Historien, humaniste, esprit indépendant, Sébastien Franck fait entendre, dans la tourmente religieuse du xvie siècle, la voix de la tolérance et de la liberté de pensée. Seule importe pour lui la foi individuelle en un Dieu que n'emprisonnent ni les dogmes, ni les Écritures, ni les rituels, ni les théologiens. Ses courageuses prises de position, proches des options de Johannes Denck, lui attireront la haine des sectaires. Né à Donauworth, en Souabe, il étudie à Nördlingen, à Ingolstadt et à Heidelberg. Prêtre du diocèse d'Augsbourg en 1519, il quitte l'Église catholique, devient prédicateur évangélique (1525) et, trois ans plus tard, épouse Ottilie Behaim, sœur de deux disciples de Dürer, réputés pour leurs positions radicales. Auteur d'un traité contre l'ivrognerie, il adapte en allemand, en 1528, un ouvrage polémique d'Althamer contre le spiritualisme de Johannes Denck et, au nom de la rigueur morale, critique la justification par la foi suffisante. Cependant, en 1529, il se détourne du protestantisme orthodoxe et renonce à ses fonctions ecclésiastiques. Il séjourne à Nuremberg puis à Strasbourg, où il fréquente Michel Servet et Caspar Schwenkfeld. C'est là qu'il adhère aux thèses de Johannes Denck, rejetant les sacrements et professant une recherche du Dieu intérieur, qui n'aurait de compte à rendre à personne. Dans une traduction, ou plus exactement une adaptation, d'une chronique sur les Turcs, Cronica, Abconterfayrung [...] der Turkey (1530), il prophétise, au-delà de la diversité des tendances réformées, l'apparition d'une quatrième Église qui réunirait ceux qui vivent dans l'authenticité de leur foi.

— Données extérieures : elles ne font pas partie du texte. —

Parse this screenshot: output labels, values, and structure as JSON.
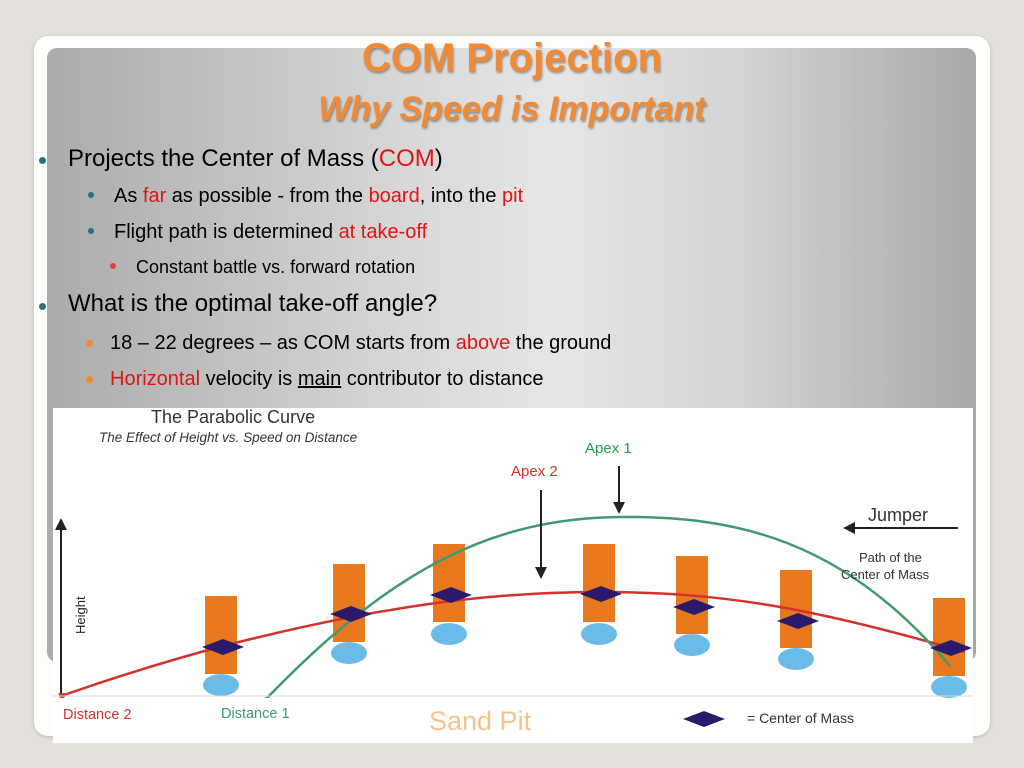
{
  "slide": {
    "title": "COM Projection",
    "subtitle": "Why Speed is Important"
  },
  "bullets": {
    "b1": {
      "pre": "Projects the Center of Mass (",
      "hl": "COM",
      "post": ")"
    },
    "b1a": {
      "t1": "As ",
      "h1": "far",
      "t2": " as possible - from the ",
      "h2": "board",
      "t3": ", into the ",
      "h3": "pit"
    },
    "b1b": {
      "t1": "Flight path is determined ",
      "h1": "at take-off"
    },
    "b1b1": {
      "text": "Constant battle vs. forward rotation"
    },
    "b2": {
      "text": "What is the optimal take-off angle?"
    },
    "b2a": {
      "t1": "18 – 22 degrees –  as COM starts from ",
      "h1": "above",
      "t2": " the ground"
    },
    "b2b": {
      "h1": "Horizontal",
      "t1": " velocity is ",
      "u1": "main",
      "t2": " contributor to distance"
    }
  },
  "diagram": {
    "title": "The Parabolic Curve",
    "subtitle": "The Effect of Height vs. Speed on Distance",
    "apex1": "Apex 1",
    "apex2": "Apex 2",
    "jumper": "Jumper",
    "path_label_1": "Path of the",
    "path_label_2": "Center of Mass",
    "height_label": "Height",
    "distance2": "Distance 2",
    "distance1": "Distance 1",
    "sand_pit": "Sand Pit",
    "legend": "= Center of Mass",
    "colors": {
      "orange_bar": "#e8781e",
      "diamond": "#2b1a6b",
      "ball": "#6bbbe8",
      "red_curve": "#d2322d",
      "green_curve": "#3f9a6f",
      "sand_text": "#f3c48e",
      "apex1": "#1e9e4a",
      "apex2": "#d2322d"
    }
  }
}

Avec la parution, en 1531, de son œuvre maîtresse, Chronica, Zeytbuch und Geschichtbibel, les persécutions commencent. Érasme — dont le nom s'est trouvé mêlé à une notion d'hérésie qui, dans l'esprit de Franck, n'implique ni condamnation ni discrédit — le dénonce au Conseil de Strasbourg et intrigue auprès de Bucer pour le faire expulser. Franck se réfugie à Esslingen, où il vend du savon pour nourrir sa famille, puis à Ulm, où il devient imprimeur, jusqu'à ce que Melanchthon obtienne contre lui un arrêté d'expulsion en 1539. Il édite notamment un traité de Henri Corneille Agrippa et plusieurs œuvres personnelles, dont une satire, les Paradoxa ducenta octoginta, et une histoire d'Allemagne, Germaniae chronicon. Installé à Bâle, il se remarie en 1541, publie la même année une collection de proverbes, Sprichwörter, fréquente Sébastien Castellion et Jan van Brugge alias David Joris. Il meurt en octobre 1542.

La conception humaniste de Franck postule un renforcement de l'homme intérieur, où se manifeste la présence divine. La recherche d'une authenticité vécue, où la foi n'est autre que la quête de soi, aboutit à un rejet des contraintes extérieures, des conventions religieuses, des Églises en tous genres. Pour lui, les protestants n'ont fait que remplacer l'autorité pontificale par un « pape de papier » et la leçon des Écritures, dont il se plaît à souligner les incohérences et les contradictions, importe aussi peu que celle des théologiens. Dieu se manifestant dans les enchevêtrements de la nature humaine et de la nature terrestre, on a pu parler à son propos de panthéisme, mais l'originalité de Franck va plus loin, et la tournure quasi libertaire de ses conceptions débouche parfois sur une exaltation de l'individu où l'esprit religieux n'est plus guère que l'ardeur combative de la liberté. La société, placée sous l'autorité de princes qui sont causes de guerres, d'injustices, de misères et de tyrannies, lui paraît une monstruosité dont devrait venir à bout le royaume de Dieu conquis non hors de soi mais en soi-même. À propos des hérésies, auxquelles il consacre une part importante de sa [...]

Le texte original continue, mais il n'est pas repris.